A pit of toxic sludge along the San Jacinto River east of Houston is no longer on a U.S. Environmental Protection Agency priority cleanup list, the agency announced Monday.

The announcement comes a week after the EPA reached a much-anticipated agreement to clean up the San Jacinto Waste Pits — one of the most hazardous of Houston’s many EPA Superfund sites — with the two companies deemed responsible for the waste. Local environmental prosecutors and activist groups who have pushed for removal of the waste cheered the deal.

The San Jacinto Waste Pits — currently contained by a temporary protective cap — is one of two Superfund sites the agency removed from its so-called “Emphasis List,” along with the Anaconda Copper Mine in Nevada; three sites in California, Delaware and Minnesota were added to the list.

“We are making tremendous progress expediting sites through the entire Superfund remediation process,” EPA Administrator Scott Pruitt said Monday in a statement. “The updated Emphasis List reflects our commitment to addressing Superfund sites as quickly and safely as possible.”

Pruitt ordered a full cleanup of the pits, which are contaminated with carcinogenic waste including dioxins, about six months ago. The responsible companies — International Paper Co. and McGinnes Industrial Maintenance Corp. — initially fought the plan but agreed to pay for the $115 million cleanup last week. The EPA and the Texas Commission on Environmental Quality will oversee the cleanup process.

In 2011, the companies paid to install the temporary cap to contain the sludge, which had festered for more than half a century — wastewater from a now-shuttered paper mill was dumped into Houston-area waters beginning in 1960s. But the armored structure has occasionally needed repairs, including a significant fix after divers found a 20-foot hole in it in 2015.
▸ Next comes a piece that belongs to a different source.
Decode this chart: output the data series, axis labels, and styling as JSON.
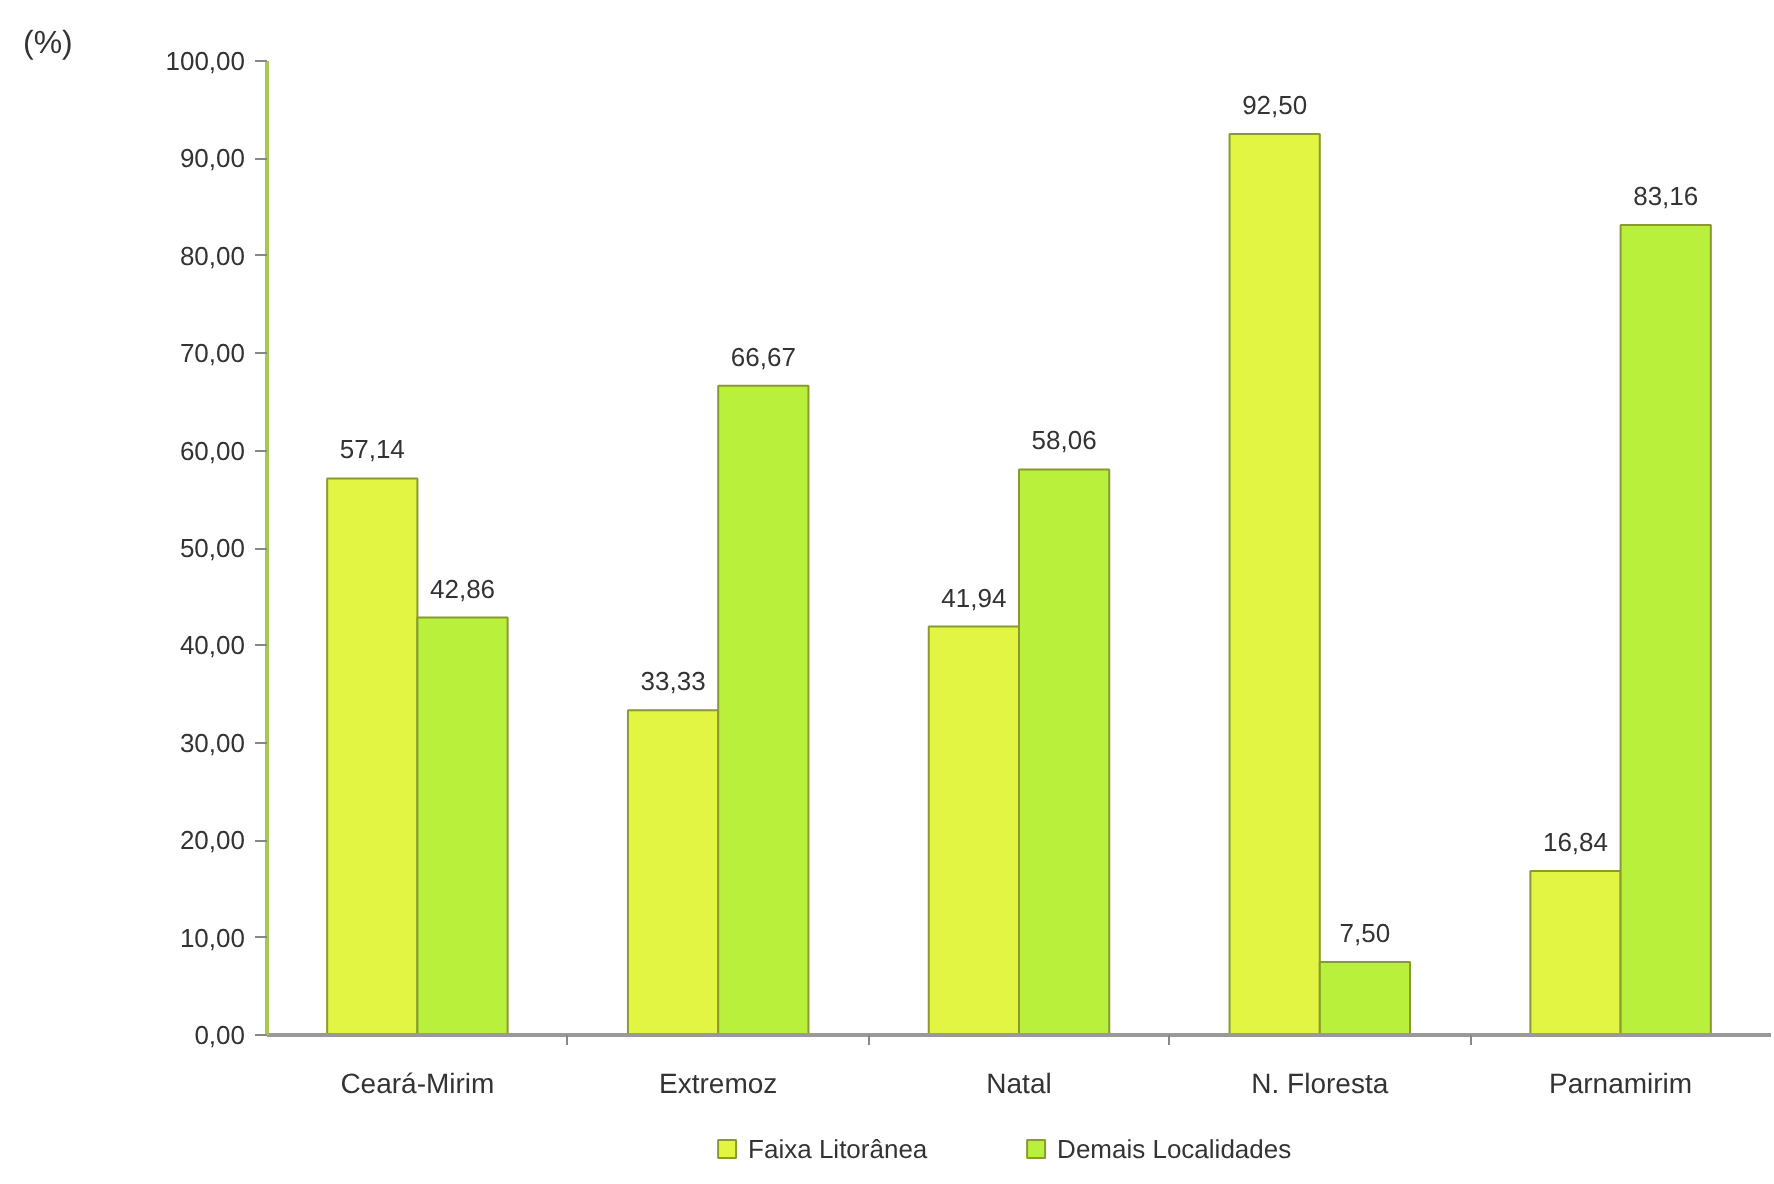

In late September, after initially reporting that the protective cap covering the waste pits didn’t appear to be damaged, the agency confirmed that rains from Harvey had compromised the temporary armor, exposing “underlying waste material.” Pregnant women and young children are advised not to eat fish caught in the area.

Local environmental prosecutors and activist groups have argued that the temporary cap is an insufficient fix and have advocated for the material to be dredged. In 2016, the EPA proposed a plan to remove 202,000 cubic yards of dioxins and other pollutants from the 14-acre site.

“We never thought we’d see the day the Pits’ Responsible Parties agreed to the clean-up set forth by the EPA but Pruitt’s Administration made it happen,” said Jackie Young, the founder and executive director of the Texas Health and Environment Alliance. “I am extremely thankful for the emphasis and commitment put forth by Administrator Pruitt and his Superfund team.”

Pruitt, a former Oklahoma attorney general appointed by President Donald Trump, made the cleanup of Superfund sites an agency priority, although the EPA came under fire in the wake of Hurricane Harvey for being slow to inspect potential damage to the waste pits and other highly contaminated areas.

There are more than a dozen Superfund sites in the Houston area.